A literature review of 47 existing studies into young audiences, summarising and collating the key findings. Supported by Into Film.

According to the Europa Cinemas Innovation survey, young audience development is the top priority of exhibitors, and “loss of youth” is the most common factor identified as a strong/serious threat for European films.

It should be noted that there has been no comparable change in young people’s engagement with other major arts. This trend is related to the cinema itself.

Therefore, it is imperative to understand the drivers and decision-making processes of current young people, and how generational trends are impacting on traditional cinema.   

Youth cinema attendance

  • Ever fewer young people are visiting UK cinemas. Between 2011 and 2017, UK cinema admissions were close to static (a 0.6% decline) whereas admissions from 15- to 24-year-olds fell by 20.6%.
  • Young audiences are a key demographic for cinemas. 15- to 24-year-olds make up a larger proportion of cinema audiences than any other age group – in 2017 they made up 28% of admissions in the UK, despite being only 12% of the population.
  • Young audiences are vital to the health of the industry.

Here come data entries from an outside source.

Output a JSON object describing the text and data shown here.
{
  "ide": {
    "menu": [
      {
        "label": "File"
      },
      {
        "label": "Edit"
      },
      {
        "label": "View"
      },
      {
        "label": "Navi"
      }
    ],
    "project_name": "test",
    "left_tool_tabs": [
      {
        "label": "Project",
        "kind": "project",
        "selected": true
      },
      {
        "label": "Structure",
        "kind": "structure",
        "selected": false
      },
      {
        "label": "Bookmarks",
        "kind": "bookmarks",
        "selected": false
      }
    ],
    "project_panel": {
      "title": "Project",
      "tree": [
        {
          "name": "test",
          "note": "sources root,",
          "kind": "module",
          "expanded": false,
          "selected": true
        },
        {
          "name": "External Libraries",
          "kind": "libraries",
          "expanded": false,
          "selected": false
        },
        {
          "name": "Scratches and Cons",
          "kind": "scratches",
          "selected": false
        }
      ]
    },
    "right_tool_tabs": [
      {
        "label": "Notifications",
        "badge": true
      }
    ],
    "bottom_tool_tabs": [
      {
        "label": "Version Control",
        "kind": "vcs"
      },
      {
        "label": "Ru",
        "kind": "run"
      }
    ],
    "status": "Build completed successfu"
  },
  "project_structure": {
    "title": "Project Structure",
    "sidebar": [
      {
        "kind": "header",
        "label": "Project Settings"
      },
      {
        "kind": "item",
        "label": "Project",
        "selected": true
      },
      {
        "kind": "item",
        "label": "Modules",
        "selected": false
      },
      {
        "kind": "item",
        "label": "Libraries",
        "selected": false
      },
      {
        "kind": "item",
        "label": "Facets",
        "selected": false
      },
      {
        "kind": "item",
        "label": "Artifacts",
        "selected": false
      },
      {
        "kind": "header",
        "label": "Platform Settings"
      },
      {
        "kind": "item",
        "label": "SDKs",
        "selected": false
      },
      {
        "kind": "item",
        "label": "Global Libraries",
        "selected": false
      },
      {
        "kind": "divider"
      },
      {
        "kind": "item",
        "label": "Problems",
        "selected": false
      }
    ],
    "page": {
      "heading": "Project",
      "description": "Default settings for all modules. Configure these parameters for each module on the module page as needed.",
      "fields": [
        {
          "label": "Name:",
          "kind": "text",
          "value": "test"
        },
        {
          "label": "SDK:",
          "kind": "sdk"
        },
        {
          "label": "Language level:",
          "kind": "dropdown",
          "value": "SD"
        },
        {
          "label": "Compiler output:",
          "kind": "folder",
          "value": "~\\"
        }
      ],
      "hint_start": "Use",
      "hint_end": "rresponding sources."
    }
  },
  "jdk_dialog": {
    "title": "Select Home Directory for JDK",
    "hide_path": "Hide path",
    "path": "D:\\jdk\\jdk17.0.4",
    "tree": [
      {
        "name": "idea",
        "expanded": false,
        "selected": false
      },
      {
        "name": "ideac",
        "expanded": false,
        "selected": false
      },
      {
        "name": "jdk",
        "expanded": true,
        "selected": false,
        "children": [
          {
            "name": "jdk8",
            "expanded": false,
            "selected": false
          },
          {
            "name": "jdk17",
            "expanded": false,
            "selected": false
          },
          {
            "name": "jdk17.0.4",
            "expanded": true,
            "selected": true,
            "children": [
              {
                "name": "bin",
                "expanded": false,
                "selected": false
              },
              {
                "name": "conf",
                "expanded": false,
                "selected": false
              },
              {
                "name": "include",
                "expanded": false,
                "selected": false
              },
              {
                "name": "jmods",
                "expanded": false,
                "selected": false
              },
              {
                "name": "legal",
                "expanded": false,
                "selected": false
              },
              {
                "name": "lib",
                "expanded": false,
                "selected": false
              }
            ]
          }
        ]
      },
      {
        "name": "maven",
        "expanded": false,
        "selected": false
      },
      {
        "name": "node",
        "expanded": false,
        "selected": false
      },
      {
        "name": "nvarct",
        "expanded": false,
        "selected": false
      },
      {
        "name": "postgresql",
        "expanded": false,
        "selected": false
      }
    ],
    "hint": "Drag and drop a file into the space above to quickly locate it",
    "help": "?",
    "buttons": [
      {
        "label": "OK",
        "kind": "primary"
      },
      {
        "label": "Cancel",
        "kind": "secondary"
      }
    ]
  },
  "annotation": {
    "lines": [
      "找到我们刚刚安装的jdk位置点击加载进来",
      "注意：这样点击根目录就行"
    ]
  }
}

Beyond just being the largest segment, young people are especially over-represented during opening weekends and opening week, and once engaged with film tend to be very active in all aspects of it.

Drivers of cinema attendance

  • Going to the cinema is a movie-driven decision. Young people decide to go to the cinema when there is a specific film they’re excited about and want to see in the best format/as early as possible.
  • Cinema attendance is centred around the social experience. Fewer than 1% of teenagers say they go to the cinema alone.
  • Young people go soon after release and enjoy the hype. Teenagers are especially overrepresented in the opening weekend and first week of a film being on. 19% go during opening weekend, and 48% go within a week of the film opening.
  • Trips to the cinema are usually part of wider outings. Approximately 48% of 15- to 24-year-olds do another activity before or after going to the cinema.

Barriers to cinema attendance

  • Cost is a major barrier to cinema attendance. 52% of teenagers said their main reason for not going to the cinema more regularly is that it is too expensive. Even after planning a visit, nearly 20% of 15- to 25-year-olds gave price as the reason they did not go in the end. As cost limits the number of cinema visits, this may drive the movie-driven nature of cinema trips as young people are forced to pick specific films to see on the big screen.
  • The cinema experience is failing to appeal to young people. Although the majority of young people tend to think favourably of the cinema, there are several aspects that are failing to appeal to the changing needs and values of emerging generations.
  • Going to the cinema takes a lot of effort and planning. Young audiences were more likely than other age groups to give “relaxation” and “socialising” as reasons to watch films online or on television, suggesting that this represents a shift in the perception of cinema going specific to this age group.
  • Piracy is devaluing movie content from a young age. 50% of young people admit to downloading/streaming films because “cinema tickets, VOD and DVD are expensive and they can’t afford them for all the films they want to see”, and more than 40% download films weekly.
  • The risk of a vicious cycle of decline. Older teenagers especially state that not having friends available to go with them is a key factor holding them back from more frequent cinema visits. This means that a prolonged decline in young audiences will likely have a snowball effect; once some teenagers stop going to the cinema, even more will follow as they will have fewer people to go with.

Understanding young audiences

  • Technology dependent, with a high bar for user experience. The digital landscape has changed dramatically over the last few decades, yet the emerging generation of teenagers has grown up with this technology and therefore has a different relationship to it.
  • Social media is integral to technology. Two thirds of Gen Zs like seeing content from brands on social media. Deviating from millennials’ preferences to get their information from brand websites, Gen Z actually prefer to get it from social media.
  • Video consumption is huge, but this goes beyond films. Video is the preferred form of social content, and emerging generations’ consumption is massive. 40% of Gen Z digital time is spent watching videos, compared to 33% for millennials. In a typical day, the average Gen Z watches 68 videos on at least five different platforms.